Management of Snake Bite Injuries

Written by: Rafael Lima, MD (NUEM ‘23) Edited by: Mike Conrardy, MD (NUEM ‘21) Expert Commentary by: Sean Bryant, MD

Written by: Rafael Lima, MD (NUEM ‘23) Edited by: Mike Conrardy, MD (NUEM ‘21) Expert Commentary by: Sean Bryant, MD


An estimated 10,000 patients visit emergency departments for snake bite injuries each year in the United States [1]. The number of snake bite occurrences an emergency department sees depends largely on the geographic area of practice. While there are known remedies for these incidents, snake bites can be devastating if not promptly managed, meaning emergency physicians should be knowledgeable in the subject. In this article, we review the common management of snake bite injuries and envenomations for the two major snake groups in the United States.

Overview

There are about 20 known venomous species of snakes in the United States. While most envenomations occur in the Southwestern United States, every region is home to at least one species of venomous snake [2]. Not all snake bites result in envenomation. At least 25% of venomous snake bites are dry. You should still suspect envenomation upon the patient’s initial presentation and rule it out by monitoring their clinical symptoms and progression.

Identification of the snake is useful in guiding management of care, but it should not be attempted if doing so poses any additional risk to the patient or provider. In the United States, venomous snakes generally fall under two categories: Crotaline/pit vipers in the Viperidae family, and coral snakes in the Elapidae family.


Crotaline (Pit Vipers)

This group of snakes has historically been responsible for the more severe envenomations between the two groups [3]. The WHO classifies pit vipers in CAT 1 of their venom database, describing them as highly venomous with high rates of morbidity and mortality [4].
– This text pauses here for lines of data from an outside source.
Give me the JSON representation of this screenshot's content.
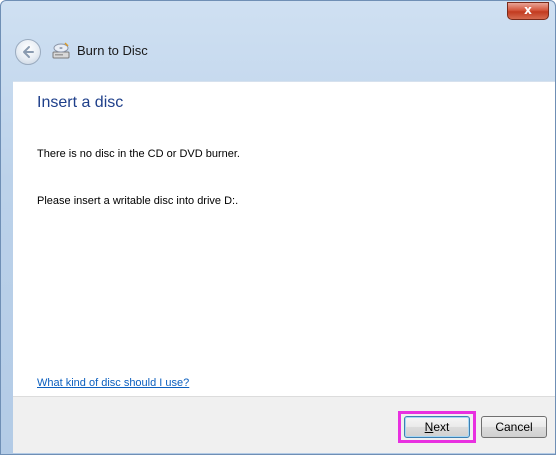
{
  "window": {
    "close_glyph": "x"
  },
  "nav": {
    "back_icon": "back-arrow-icon",
    "app_icon": "burn-disc-icon",
    "title": "Burn to Disc"
  },
  "content": {
    "heading": "Insert a disc",
    "message_1": "There is no disc in the CD or DVD burner.",
    "message_2": "Please insert a writable disc into drive D:.",
    "help_link": "What kind of disc should I use?"
  },
  "footer": {
    "next_mnemonic": "N",
    "next_rest": "ext",
    "cancel_label": "Cancel",
    "highlight_color": "#e830e0"
  }
}
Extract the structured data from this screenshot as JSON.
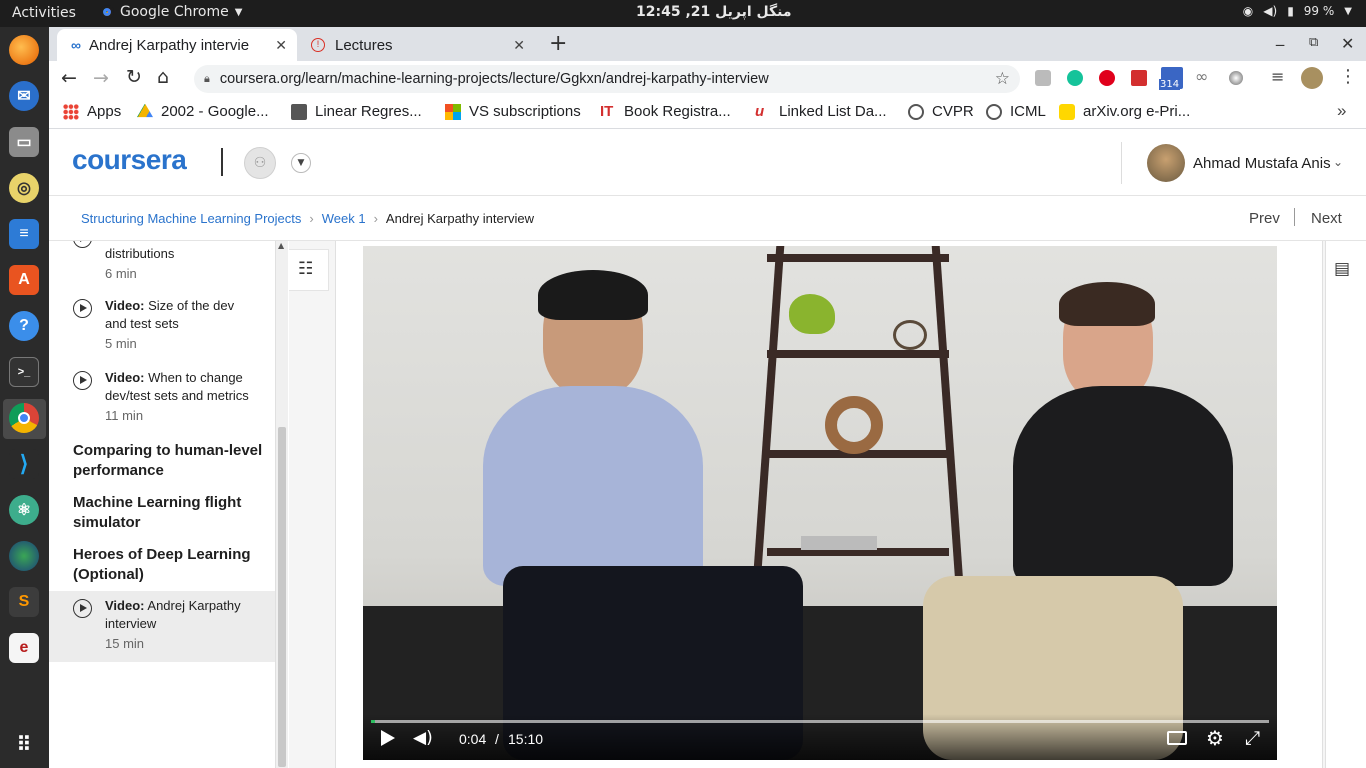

Pit vipers generally have a triangular shaped head with heat-sensing “pits” located on the face. They frequently have a rattle on their tail, but not all pit vipers are rattlesnakes. Copperheads and cottonmouth snakes are also included in this group.

Crotaline venom causes localized tissue necrosis and congestive coagulopathy. This can be identified by a prolonged INR, PT, PTT, and thrombocytopenia. Additionally, the viper venom can cause capillary and cellular membranes to increase in permeability. Large amounts of venom can cause diffuse vaso-extravasation and hemolysis that can lead to hypovolemic shock and DIC if untreated.

CroFab is the antivenom of choice for cotaline envenomation. It is a polyvalent antivenom, meaning it contains antibodies derived from the venom of multiple different species of snakes. Administration is titrated based on clinical and symptom response.


Elapidae

The venomous Elapidae snake in the United States is the coral snake. There are less severe envenomations from coral snakes compared to pit vipers. This is a result of how venom is administered between the two groups: pit vipers have venom glands that inject venom directly through the fangs, while coral snakes rely on passive seeping of venom through their glands while they chew.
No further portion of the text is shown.